Given that the majority of multi-exon genes generate diverse functional products, it is important to evaluate expression at the isoform level. Previous studies have demonstrated strong gene-level correlations between RNA sequencing (RNA-seq) and microarray platforms, but have not studied their concordance at the isoform level.
Researchers at Northwestern University performed transcript abundance estimation on raw RNA-seq and exon-array expression profiles available for common glioblastoma multiforme samples from The Cancer Genome Atlas using different analysis pipelines, and compared both the isoform- and gene-level expression estimates between programs and platforms.
The results showed better concordance between RNA-seq/exon-array and reverse transcription-quantitative polymerase chain reaction (RT-qPCR) platforms for fold change estimates than for raw abundance estimates, suggesting that fold change normalization against a control is an important step for integrating expression data across platforms. Based on RT-qPCR validations, eXpress and Multi-Mapping Bayesian Gene eXpression (MMBGX) programs achieved the best performance for RNA-seq and exon-array platforms, respectively, for deriving the isoform-level fold change values. While eXpress achieved the highest correlation with the RT-qPCR and exon-array (MMBGX) results overall, RSEM was more highly correlated with MMBGX for the subset of transcripts that are highly variable across the samples. eXpress appears to be most successful in discriminating lowly expressed transcripts, but IsoformEx and RSEM correlate more strongly with MMBGX for highly expressed transcripts.

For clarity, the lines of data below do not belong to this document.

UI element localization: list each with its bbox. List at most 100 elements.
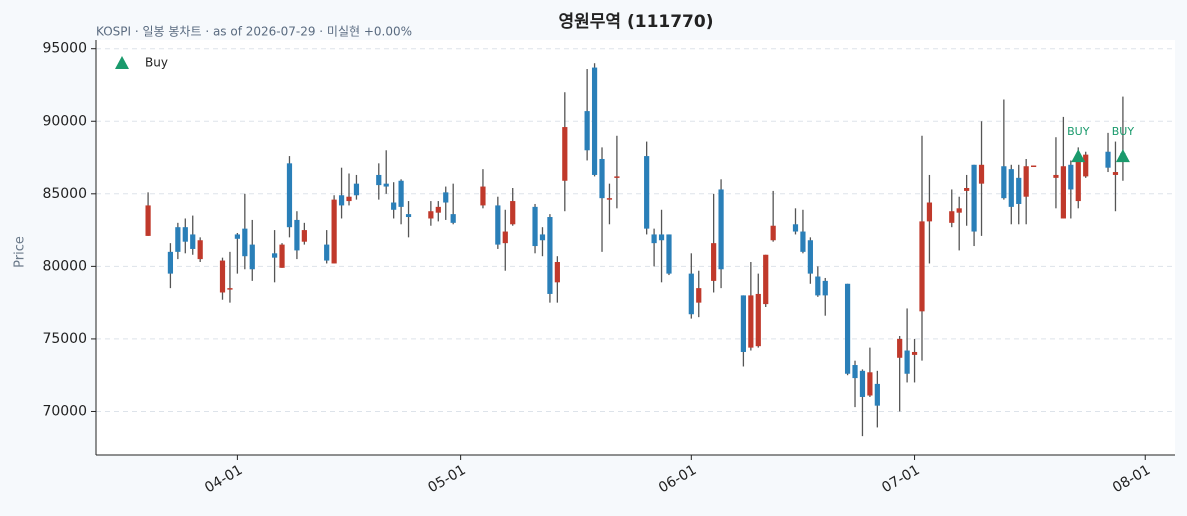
candle-body [763, 254, 769, 305]
candle-body [1083, 154, 1089, 177]
candle-body [383, 183, 389, 187]
chart-subtitle: KOSPI · 일봉 봉차트 · as of 2026-07-29 · 미실현 … [96, 25, 412, 39]
candle-body [919, 221, 925, 312]
candle-body [874, 383, 880, 406]
candle-body [271, 253, 278, 258]
candle-body [1105, 151, 1111, 168]
candle-body [606, 198, 613, 200]
candle-body [502, 231, 508, 244]
candle-body [822, 280, 828, 296]
candle-body [391, 202, 397, 210]
candle-body [904, 350, 910, 374]
x-tick-label: 06-01 [656, 462, 699, 496]
candle-body [1112, 172, 1119, 175]
y-tick-label: 70000 [42, 403, 87, 419]
candle-body [926, 202, 933, 222]
candle-body [182, 227, 188, 242]
candle-body [190, 234, 196, 249]
y-axis-label: Price [13, 236, 28, 268]
candle-body [718, 189, 724, 270]
candle-body [1075, 158, 1081, 202]
buy-marker [1115, 149, 1130, 163]
candle-body [949, 211, 955, 223]
candle-body [495, 205, 501, 245]
candle-body [971, 164, 977, 232]
candle-body [867, 372, 873, 396]
y-tick-label: 80000 [42, 258, 87, 274]
candle-body [770, 225, 776, 241]
candle-body [651, 234, 657, 244]
candle-body [1060, 166, 1066, 219]
candle-body [405, 214, 412, 218]
candle-body [956, 208, 962, 213]
candle-body [353, 183, 360, 196]
candle-body [584, 111, 590, 151]
candle-body [443, 192, 449, 203]
y-tick-label: 90000 [42, 113, 87, 129]
candle-body [435, 206, 441, 213]
candle-body [324, 244, 330, 261]
candle-body [175, 227, 181, 252]
candle-body [1016, 177, 1022, 204]
candle-body [242, 228, 248, 257]
candle-body [346, 196, 352, 202]
candle-body [688, 273, 694, 315]
candle-body [1008, 169, 1014, 207]
candle-body [1053, 174, 1059, 178]
candle-body [227, 288, 233, 290]
x-tick-label: 04-01 [202, 462, 245, 496]
candle-body [740, 295, 746, 352]
legend-label: Buy [145, 56, 168, 70]
candle-body [376, 174, 382, 186]
candle-body [510, 201, 516, 225]
candle-body [807, 240, 813, 274]
candle-body [338, 195, 345, 206]
y-tick-label: 95000 [42, 41, 87, 57]
plot-area [96, 40, 1175, 455]
candle-body [844, 283, 851, 374]
y-tick-label: 75000 [42, 331, 87, 347]
candle-body [428, 211, 434, 219]
candle-body [539, 234, 546, 241]
candle-body [978, 164, 985, 184]
candle-body [279, 244, 285, 268]
candle-body [1068, 164, 1074, 190]
candle-body [599, 158, 605, 199]
candle-body [911, 351, 918, 355]
x-tick-label: 08-01 [1110, 462, 1153, 496]
candle-body [666, 234, 672, 274]
candle-body [197, 240, 203, 260]
candle-body [711, 243, 717, 281]
candle-body [852, 365, 858, 379]
chart-title: 영원무역 (111770) [559, 12, 714, 32]
candle-body [792, 224, 799, 232]
candle-body [1023, 166, 1029, 197]
candle-body [696, 288, 702, 303]
candle-body [398, 180, 404, 207]
candle-body [331, 199, 337, 264]
candle-body [964, 188, 970, 191]
candle-body [755, 293, 761, 347]
candle-body [644, 156, 650, 229]
candle-body [301, 230, 307, 242]
candle-body [294, 219, 300, 251]
candle-body [897, 338, 903, 358]
candle-body [167, 251, 174, 274]
candle-body [249, 244, 255, 270]
y-tick-label: 85000 [42, 186, 87, 202]
candle-body [1001, 166, 1007, 199]
buy-marker [1071, 149, 1086, 163]
candle-body [532, 206, 538, 247]
candle-body [234, 234, 240, 239]
candle-body [554, 262, 560, 283]
candle-body [1031, 165, 1037, 168]
candle-body [562, 127, 568, 181]
candle-body [219, 260, 226, 293]
buy-label: BUY [1067, 125, 1090, 138]
candle-body [859, 370, 866, 397]
legend-marker [115, 56, 129, 69]
buy-label: BUY [1112, 125, 1135, 138]
candle-body [800, 231, 806, 252]
candle-body [658, 234, 665, 241]
candle-body [547, 217, 553, 294]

The results also reinforce how potentially important isoform-level expression changes can be masked by gene-level estimates, and demonstrate that exon arrays yield comparable results to RNA-seq for evaluating isoform-level expression changes.
Spearman correlation coefficients between MMBGX and different RNA-seq quantification methods
(A) Box plots summarize the distribution of individual sample correlations with MMBGX estimates according to each RNA-seq tool tested. Median correlation values are shown (n = 102). For each method, correlations were calculated for both raw expression values and fold change values relative to the normal-tissue samples. (B) Average number of commonly resolved isoforms between MMBGX and each RNA-seq method. MMBGX-only transcripts (yellow) included only if in top 50% of transcripts. (C) Correlations between MMBGX and each RNA-seq method for relatively highly expressed (75–100%) and lowly expressed (0–25%) isoforms.
- Gene expression studies should strive to evaluate expression at the isoform level or risk masking important expression dynamics.
- Exon-array expression analysis can yield comparable results to RNA-seq pipelines for evaluating isoform-level expression changes, suggesting that integrating isoform expression data across platforms and pipelines may improve the reliability of expression estimates. Accurate integration of isoform-level expression data across platforms and pipelines will, however, depend on the availability of normal (tissue or organ specific) control samples within each platform and tumor type.
- While eXpress achieved the highest correlation with the RT-qPCR and exon-array (MMBGX) results overall, RSEM was more highly correlated with MMBGX for changes in highly variable transcripts. eXpress appears to be most successful in discriminating lowly expressed transcripts, but IsoformEx and RSEM correlate more strongly with MMBGX for highly expressed transcripts.
- Isoform fold change values consistently demonstrate stronger agreement across platforms than raw expression estimates, suggesting that fold change normalization against a control is an important step for integrating expression data across platforms. Further, fold change correlations with RT-qPCR were consistent across different levels of RT-qPCR expression for both RNA-seq and exon-array platforms.
- eXpress demonstrated the highest overall concordance with exon-array and RT-qPCR estimates, but the preference for one RNA-seq quantification algorithm should depend on individual study parameters.